GOTY voting, throughout its formal and unofficial iterations, has turned expected. Years of candidates and winners has created a formula for the sort of refined 30-plus-hour experience can achieve GOTY recognition. We see experiences that never break into GOTY or including "major" crafts categories like Game Direction or Narrative, thanks often to innovative design and unique gameplay. Many releases published in a year are expected to be ghettoized into specialized awards.
Case Studies
Hypothetical: Will Sonic Racing: Crossworlds, an experience with review aggregate marginally less than Death Stranding 2 and Ghosts of Yōtei, crack main selection of annual GOTY selection? Or maybe one for best soundtrack (as the music absolutely rips and warrants honor)? Probably not. Best Racing Game? Certainly.
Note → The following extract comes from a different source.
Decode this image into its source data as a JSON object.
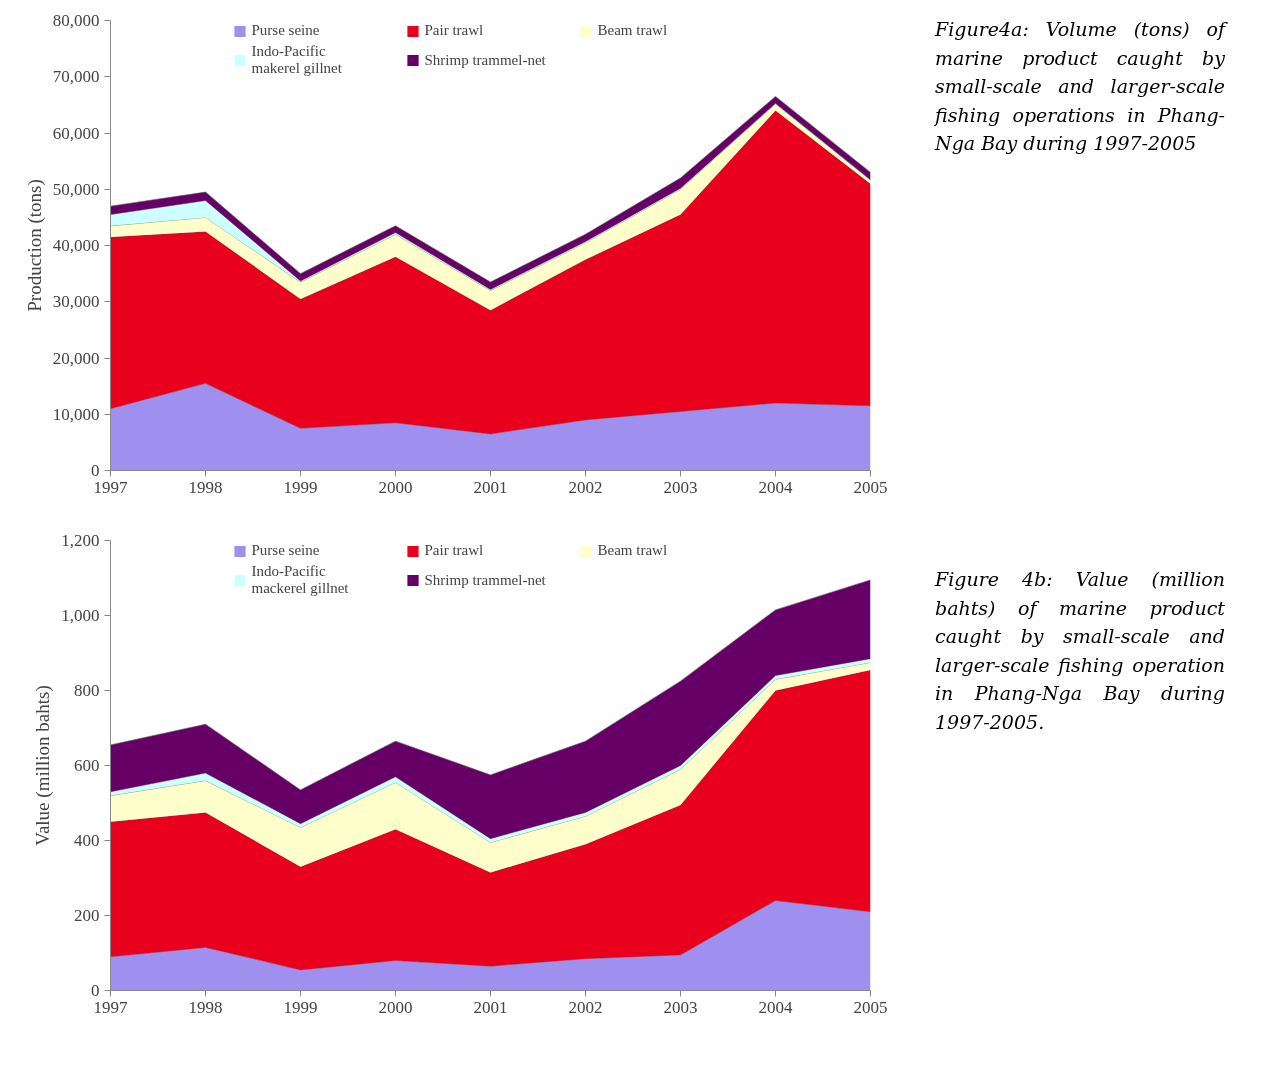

How good should Street Fighter 6 require being to earn Game of the Year consideration? Might selectors look at unique performances in Baby Steps, The Alters, or The Drifter and recognize the greatest voice work of this year without AAA production values? Can Despelote's short play time have "adequate" narrative to warrant a (justified) Top Story honor? (Furthermore, should annual event benefit from a Best Documentary classification?)
Overlap in choices throughout recent cycles — among journalists, on the fan level — demonstrates a system progressively biased toward a certain extended experience, or independent games that landed with sufficient attention to meet criteria. Concerning for a field where discovery is crucial.